The first version also holds for $a,b\in\overline{\mathbb{R}}=\mathbb R\cup\{+\infty\}\cup\{-\infty\}$. The important part of the Sokhotski–Plemelj theorem is integrating around $x_0$ and not about the limits of the integral. It is not enough to say that $f$ must be continuous. The function also cannot have singularities neighborhood around $[a,b]$. Keep this in mind at the end result.

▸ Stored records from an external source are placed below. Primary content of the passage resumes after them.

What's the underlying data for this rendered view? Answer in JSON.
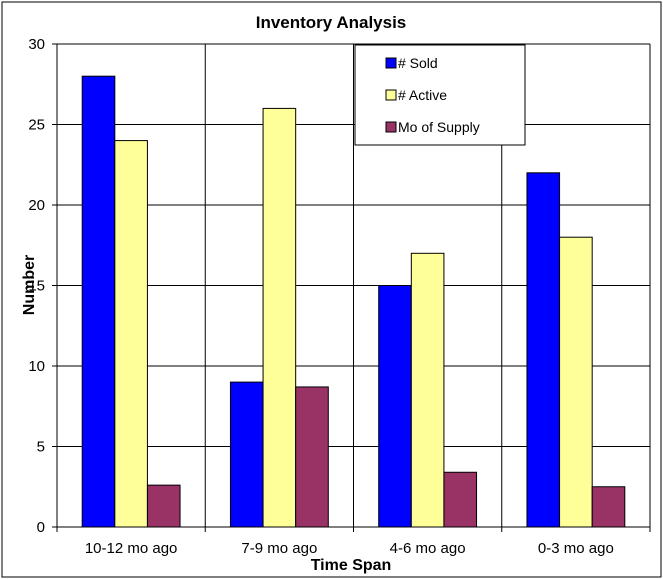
{
  "chart_data": {
    "type": "bar",
    "title": "Inventory Analysis",
    "xlabel": "Time Span",
    "ylabel": "Number",
    "categories": [
      "10-12 mo ago",
      "7-9 mo ago",
      "4-6 mo ago",
      "0-3 mo ago"
    ],
    "series": [
      {
        "name": "# Sold",
        "values": [
          28,
          9,
          15,
          22
        ],
        "color": "#0000FF"
      },
      {
        "name": "# Active",
        "values": [
          24,
          26,
          17,
          18
        ],
        "color": "#FFFF99"
      },
      {
        "name": "Mo of Supply",
        "values": [
          2.6,
          8.7,
          3.4,
          2.5
        ],
        "color": "#993366"
      }
    ],
    "ylim": [
      0,
      30
    ],
    "yticks": [
      "0",
      "5",
      "10",
      "15",
      "20",
      "25",
      "30"
    ],
    "grid": true,
    "legend_position": "top-right"
  }
}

Proof: Define the contour $C=[a,x_0-\delta]\cup C_{x_0,\delta}\cup [x_0+\delta,b]$, where $C_{x_0,\delta}$ is a semicircular path of radius $\delta$ centered at $x_0$ with $\delta>0$. Then for $\delta\to0^+$ $$\int_C\frac{f(x)}{x-x_0}\,\mathrm{d}x=\mathcal P\int_a^b \frac{f(x)}{x-x_0}\,\mathrm{d}x+\int_{C_{x_0,\delta}}\frac{f(x)}{x-x_0}\,\mathrm{d}x.$$ Note that the contour $C_{x_0,\delta}$ can be parameterized as $x=x_0+\delta e^{i\varphi}$ for $0\leqslant\varphi\leqslant\pi$ or $-\pi\leqslant\varphi\leqslant0$. Taking $\delta\to0^+$, $$\lim_{\delta\to0^+}\int_{\pm\pi}^0\frac{f(x_0+\delta e^{i\varphi})}{\delta e^{i\varphi}}i\delta e^{i\varphi}\,\mathrm{d}\varphi=f(x_0)\lim_{\delta\to0^+}\int_{\pm\pi}^0\frac{i\delta e^{i\varphi}}{\delta e^{i\varphi}}\,\mathrm{d}\varphi=\mp i\pi f(x_0).$$
We were able to pull the limit inside $f$, since it is by definition continuous on the real line. Assuming that $f$ has no singularities neighborhood around the interval $[a,b]$, we can deform the contour $C$ into a straight line, which runs from $a +i\varepsilon$ to $b+i\varepsilon$, so $$\int_C\frac{f(x)}{x-x_0}\,\mathrm{d}x=\lim_{\varepsilon\to0^+}\int_{a\pm i\varepsilon}^{b\pm i\varepsilon}\frac{f(x)}{x-x_0}\,\mathrm{d}x=\lim_{\varepsilon\to0^+}\int_{a}^{b}\frac{f(x\pm i\varepsilon)}{x-x_0\pm i\varepsilon}\,\mathrm{d}x.$$
We may pull the limit inside $f$ again since the function is continuous on the real line. The end result is $${\displaystyle \lim _{\varepsilon \to 0^{+}}\int _{a}^{b}{\frac {f(x)}{x-x_0\pm i\varepsilon }}\,\mathrm{d}x=\mp i\pi f(x_0)+{\mathcal {P}}\int _{a}^{b}{\frac {f(x)}{x-x_0}}\,\mathrm{d}x},$$ where $a<x_0<b$ and $a,b \in\overline{\mathbb{R}}$.